Messe Stelliferi Conditor orbis :
- Kyrie 13
- Gloria 13
- Sanctus 13
- Agnus 13
Commentaire musical
Cet Agnus Dei n’est représenté que par un seul manuscrit italien du milieu du XIVᵉ siècle. Il emprunte sa mélodie au 1er mode. Les première et troisième invocations sont identiques, et la seconde tranche sur celles qui l’encadrent, par son élévation mélodique initiale.
L’intonation est douce et sobre, peu élevée mélodiquement puisqu’elle ne fait appel qu’aux cordes fondamentales du mode de Ré : le Ré, bien sûr, le Mi et le Fa pour la tierce caractéristique du mode, et le Do grave qui joue le rôle de sous-tonique.

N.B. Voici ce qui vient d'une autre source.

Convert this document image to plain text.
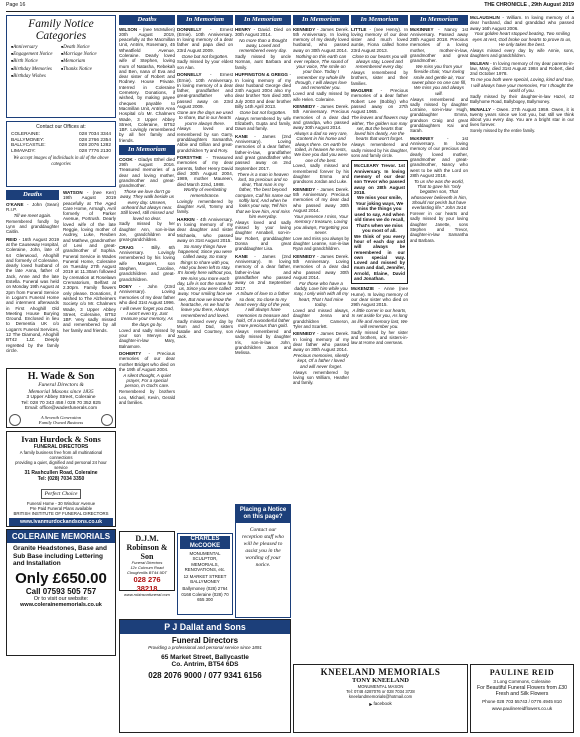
Page 16	THE CHRONICLE , 29th August 2019
Family Notice Categories
■ Anniversary	■ Death Notice
■ Engagement Notice	■ Marriage Notice
■ Birth Notice	■ Memoriam
■ Birthday Memories	■ Thanks Notice
■ Birthday Wishes
Contact our Offices at:
COLERAINE:	028 7034 3344
BALLYMONEY:	028 2766 2354
BALLYCASTLE:	028 2076 1282
LIMAVADY:	028 7776 2130
We accept images of individuals in all of the above categories
Deaths
O'KANE - John (Sean) R.I.P.
Till we meet again.
Remembered fondly by Lynn and granddaughter Caitlin.
REID - 16th August 2019 at the Causeway Hospital, Coleraine, John, late of 64 Glenwood, Ahoghill and formerly of Coleraine, dearly loved husband of the late Anna, father of Jack, Anne and the late Estella. Funeral was held on Monday 19th August at 2pm from Funeral Service in Logan's Funeral Home and interment afterwards in First Ahoghill Old Meeting House Burying Ground. Enclosed in lieu to Dementia UK c/o Logan's Funeral Services, 12 The Diamond, Ahoghill BT42 1JZ. Deeply regretted by the family circle.
WATSON - (nee Kerr) 19th August 2019 peacefully at The Aged Care Home, Armagh, Avril formerly of Parker Avenue, Portrush. Dearly loved wife of the late Reggie, loving mother of Audrey, Luke, Reuben and Mathew, grandmother of Levi and great-grandmother of Sophia. Funeral Service in Wades Funeral Home, Coleraine on Tuesday 27th August 2019 at 11.30am followed by cremation at Roselawn Crematorium, Belfast at 2.30pm. Family flowers only please. Donations, if wished to The Alzheimers Society c/o Mr. Chalmers Wade, 3 Upper Abbey Street, Coleraine, BT52 1BF. Very sadly missed and remembered by all her family and friends.
H. Wade & Son
Funeral Directors &
Memorial Masons since 1835
3 Upper Abbey Street, Coleraine
Tel: 028 70 343 458 / 028 70 352 825
Email: office@wadesfunerals.com
A Seventh Generation
Family Owned Business
Ivan Hurdock & Sons
FUNERAL DIRECTORS
A family business free from all multinational connections
providing a quiet, dignified and personal 24 hour service
31 Rashcullen Road, Coleraine
Tel: (028) 7034 3350
Perfect Choice
Funeral Home - 30 Windsor Avenue
Pre Paid Funeral Plans available
BRITISH INSTITUTE OF FUNERAL DIRECTORS
www.ivanmurdockandsons.co.uk
COLERAINE MEMORIALS
Granite Headstones, Base and Sub Base including Lettering and Installation
Only £650.00
Call 07593 505 757
Or to visit our website:
www.colerainememorials.co.uk
Deaths
WILSON - (nee McMullen) 20th August 2019, peacefully at the Macmillan Unit, Antrim, Rosemary, 45 Wheatfield Avenue, Coleraine. Dearly loved wife of Stephen, loving mum of Natasha, Rebekah and Ben, nana of Eva and dear sister of Robert and Rodney. House Private. Interred in Coleraine Cemetery. Donations, if wished, by making payee cheques payable to Macmillan Unit, Antrim Area Hospital c/o Mr. Chalmers Wade, 3 Upper Abbey Street, Coleraine, BT52 1BF. Lovingly remembered by all her family and friends.
In Memoriam
COOK - Gladys Ethel died 29th August 2016. Treasured memories of a dear and loving mother, grandmother and great-grandmother.
Those we love don't go away, They walk beside us every day. Unseen, unheard but always near. Still loved, still missed and loved so dear.
Sadly missed by her daughter Ann, son-in-law Joe, grandchildren and great-grandchildren.
CRAIG - Billy. 6th Anniversary. Lovingly remembered by his loving wife Margaret, son Stephen, Caroline, grandchildren and great-grandchildren.
DOEY - John (23rd Anniversary). Loving memories of my dear father who died 31st August 1996.
I will never forget you Dad, I won't even try, Just treasure your memory, As the days go by.
Loved and sadly missed by your son Mervyn and daughter-in-law Mary, Balnamore.
DOHERTY - Precious memories of our dear mother Bridget who died on the 19th of August 2004.
A silent thought, A quiet prayer, For a special person, In God's care.
Remembered by brothers Leo, Michael, Kevin, Gerald and families.
In Memoriam
DONNELLY - Ernest (Ernie). 10th Anniversary. In loving memory of a dear father and papa died on 23rd August 2009.
Gone but not forgotten.
Sadly missed by your eldest son Alan.
DONNELLY - Ernest (Ernie). 10th Anniversary. In loving memory of a dear father, grandfather and great-grandfather who passed away on 23rd August 2009.
Gone are the days we used to share, But in our hearts you're always there.
Always loved and remembered by son Garry, granddaughters Samantha, Abbie and Gillian and great-grandchildren Ty and Rory.
FORSYTHE - Treasured memories of my dear parents, father Henry David died 30th August 2004, 1989, mother Maureen, died March 22nd, 1988.
Worthy of everlasting remembrance.
Lovingly remembered by daughter Avril, Tommy and family.
HARKIN - 4th Anniversary. In loving memory of my dear daughter and sister Michaela, who passed away on 31st August 2015.
So many things have happened, Since you were called away, So many things to share with you, Had you been left to stay. It's lonely here without you, We miss you more each day, Life is not the same for us, Since you were called away. Your smiling face we see, But now we know the heartache, As we had to leave you there, Always remembered and loved.
Sadly missed every day by Mum and Dad, sisters Natalie and Courtney, son Jack.
D.J.M. Robinson & Son
Funeral Directors
12c Culcrum Road Cloughmills BT44 9DT
028 276 38218
www.robinsonfuneral.com
CHARLES McCOOKE
MONUMENTAL SCULPTOR, MEMORIALS, RENOVATIONS, etc.
12 MARKET STREET BALLYMONEY
Ballymoney (028) 2764 0168 Coleraine (028) 70 655 300
In Memoriam
HENRY - David. Died on 30th August 2014.
No more than a thought away, Loved and remembered every day.
Sadly missed by uncle Norman, aunt Barbara and family.
HUFFINGTON & GREGG - In loving memory of my dear husband George died 24th August 2004 also my dear brother Tom died 30th July 2003 and dear brother Billy 14th April 2013.
Gone but not forgotten.
Always remembered by wife Elizabeth, Gupta and family, Dawn and family.
KANE - James (2nd Anniversary). Loving memories of a dear father, father-in-law, grandfather and great grandfather who passed away on 2nd September 2017.
There is a man in heaven lord, So precious and so dear, That man is my father, The best beyond compare, Call his name out softly lord, And when he looks your way, Tell him that we love him, And miss him everyday.
Always loved and sadly missed by your loving daughter Annabell, son-in-law Robert, granddaughter Donna and great granddaughter Lisa.
KANE - James (2nd Anniversary). In loving memory of a dear father, father-in-law and grandfather who passed away on 2nd September 2017.
A tribute of love to a father so dear, So close to my heart every day of the year, I will always have memories to treasure and hold, Of a wonderful father more precious than gold.
Always remembered and sadly missed by daughter Iris, son-in-law John, grandchildren Jason and Melissa.
Placing a Notice on this page?
Contact our reception staff who will be pleased to assist you in the wording of your notice.
In Memoriam
KENNEDY - James Derek. 5th Anniversary. In loving memory of my dearly loved husband, who passed away on 30th August 2014.
Nothing on this earth can ever replace, The sound of your voice, The smile on your face. Today I remember my whole life through, I will always love and remember you.
Loved and sadly missed by wife Helen. Coleraine.
KENNEDY - James Derek. 5th Anniversary. Precious memories of a dear dad and grandpa, who passed away 30th August 2014.
Always a dad so very rare, Content in his home and always there. On earth he toiled, in heaven he rests, We love you dad you were one of the best.
Loved, sadly missed and remembered forever by his daughter Emma and grandsons Jordan and Luke.
KENNEDY - James Derek. 5th Anniversary. Precious memories of my dear dad who passed away 30th August 2014.
Your presence I miss, Your memory I treasure, Loving you always, Forgetting you never.
Love and miss you always by daughter Leanne, son-in-law Ryan and grandchildren.
KENNEDY - James Derek. 5th Anniversary. Loving memories of a dear dad who passed away 30th August 2014.
For those who have a daddy, Love him while you may, I only wish with all my heart, That I had mine today.
Loved and missed always, daughter Jenna and grandchildren Cameron, Tyler and Scarlett.
KENNEDY - James Derek. In loving memory of my dear father who passed away on 30th August 2014.
Precious memories, silently kept, Of a father I loved and will never forget.
Always remembered by loving son William, Heather and family.
In Memoriam
LITTLE - (nee Henry). In loving memory of our dear sister and much loved auntie, Fiona called home 23rd August 2013.
Close to our hearts you will always stay, Loved and remembered every day.
Always remembered by brothers, sister and their families.
MAGUIRE - Precious memories of a dear father Robert Lee (Bobby) who passed away on 27th August 1965.
The leaves and flowers may wither, The golden sun may set, But the hearts that loved him dearly, Are the hearts that won't forget.
Always remembered and sadly missed by his daughter, sons and family circle.
McCLEARY Trevor. 1st Anniversary. In loving memory of our dear son Trevor who passed away on 28th August 2018.
We miss your smile, Your joking ways, We miss the things you used to say, And when old times we do recall, That's when we miss you most of all.
We think of you every hour of each day and will always be remembered in our own special way. Loved and missed by mum and dad, Jennifer, Arnold, Elaine, David and Jonathan.
McKENZIE - Anne (nee Hume). In loving memory of our dear sister who died on 29th August 2015.
A little corner in our hearts, Is set aside for you, As long as life and memory last, We will remember you.
Sadly missed by her sister and brothers, and sisters-in-law at Home and overseas.
In Memoriam
McKINNEY - Nancy 1st Anniversary. Passed away 28th August 2018. Precious memories of a loving mother, mother-in-law, grandmother and great grandmother.
We miss you from your fireside chair, Your loving smile and gentle air, Your sweet place no one can fill, We miss you and always will.
Always remembered and sadly missed by daughter Lorraine, son-in-law Hugh, granddaughter Emma, grandson Craig and great granddaughters Kai and Sarah.
McKINNEY - 1st Anniversary. In loving memory of our precious and dearly loved mother, grandmother and great-grandmother, Nancy who went to be with the Lord on 28th August 2018.
To us she was the world, That to gave his "only begotten son, That whosoever believeth in him, Should not perish but have everlasting life." John 3v16
Forever in our hearts and sadly missed by your loving daughter Janette, sons Stephen and Trevor, daughter-in-law Samantha and Barbara.
McLAUGHLIN - William. In loving memory of a dear husband, dad and granddad who passed away 16th August 2006.
Your golden heart stopped beating, Two smiling eyes at rest, God broke our hearts to prove to us, He only takes the best.
Always missed every day by wife Annie, sons, daughters and grandchildren.
McLEAN - In loving memory of my dear parents-in-law, Mary, died 31st August 1984 and Robert, died 2nd October 1978.
To me you both were special, Loving, kind and true, I will always have your memories, For I thought the world of you.
Sadly missed by their daughter-in-law Hazel, 42 Ballyhome Road, Ballybogey, Ballymoney.
McNALLY - Owen. 27th August 1959. Owen, it is twenty years since we lost you, but still we think about you every day. You are a bright star in our lives forever.
Sorely missed by the entire family.
P J Dallat and Sons
Funeral Directors
Providing a professional and personal service since 1891
65 Market Street, Ballycastle
Co. Antrim, BT54 6DS
028 2076 9000 / 077 9341 6156	KNEELAND MEMORIALS
TONY KNEELAND
MONUMENTAL MASON
Tel: 0748 4287076 or 028 7034 3728
kneelandmemorials@hotmail.com
▶ facebook
PAULINE REID
3 Long Commons, Coleraine
For Beautiful Funeral Flowers from £30
Fresh and Silk Flowers
Phone 028 703 55743 / 0776 4945 810
www.paulinereidflowers.co.uk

C’est donc autour du Ré que se déploie simplement cette formule très calme qui doit être chantée piano.
Un petit passage syllabique permet à la mélodie de prendre du mouvement, d’autant qu’on s’élève du Mi initial au Sol puis au La, et sur peccáta, on atteint le Sib bien arrondi qui culmine au sommet de cette première (et troisième invocation).
Le mot peccáta est donc mis en valeur sur sa première syllabe, alors que son accent, situé sur une seule note, en l’occurrence un Sol, est encadré par deux neumes : un torculus et un climacus. Le mot s’achève en revenant au Ré grave, et le mot mundi s’appuie sur la sous-tonique Do, en retrouvant les cordes de l’intonation : le Ré, le Mi, le Fa et le Do.
L’attaque syllabique de miserére reproduit celle de qui tollis mais sans aller jusqu’au torculus de peccáta avec son Sib, en sorte que la mélodie s’arrête au La, puis redescend sur la finale du verbe, pour retrouver, là encore, les cordes fondamentales de l’intonation. La belle cadence de nobis, sur la tierce descendante, fixe dans la paix cette première invocation.
La seconde invocation, on l’a dit, tranche d’emblée par l’élévation mélodique de son intonation. Elle jaillit à la quinte en partant directement du La, puis va cueillir le Do et le Ré aigu, en faisant subir au mot Agnus une inversion mélodique, puisque l’accent tonique est plus grave que la finale. Il faudra donc veiller à ne pas déplacer cet accent, tout en donnant quand même de la vigueur à ce sommet mélodique de toute la pièce.
Le mot Dei redescend par degrés conjoints à partir du Do jusqu’au Sol, et va se fixer sur le La d’où nous étions partis. La dominante La est clairement devenue la nouvelle corde attractive de ce second Agnus, puisque c’est aussi à partir du La que se déploie la mélodie de qui tollis, qui va revenir néanmoins à l’intérieur de la quinte du 1er mode, et vers le grave, avec le Ré en finale de tollis et le Do, sous-tonique, en finale de mundi.
Cette fois, c’est l’accent de peccáta qui est relativement mis en relief par un podatus élevé Sol-La, alors que les deux syllabes qui l’entourent ne sont dotées que d’une seule note, un Mi et un Ré.
La formule de miserére nobis est elle aussi originale et il s’agit d’une très belle ornementation qui reprend en fait des passages déjà entendus : misérere reprend mundi sans sa première note Do et nobis reprend la mélodie de miserére. Notons aussi que la petite cadence Fa-Mi-Ré de l’intonation des première et troisième invocations revient aussi à la fin, sur la cadence finale de chacune des trois invocations (nobis ou pacem).
On a donc un Agnus Dei bien construit, bien régulier, très paisible, typique du 1er mode avec la paix profonde qui le caractérise.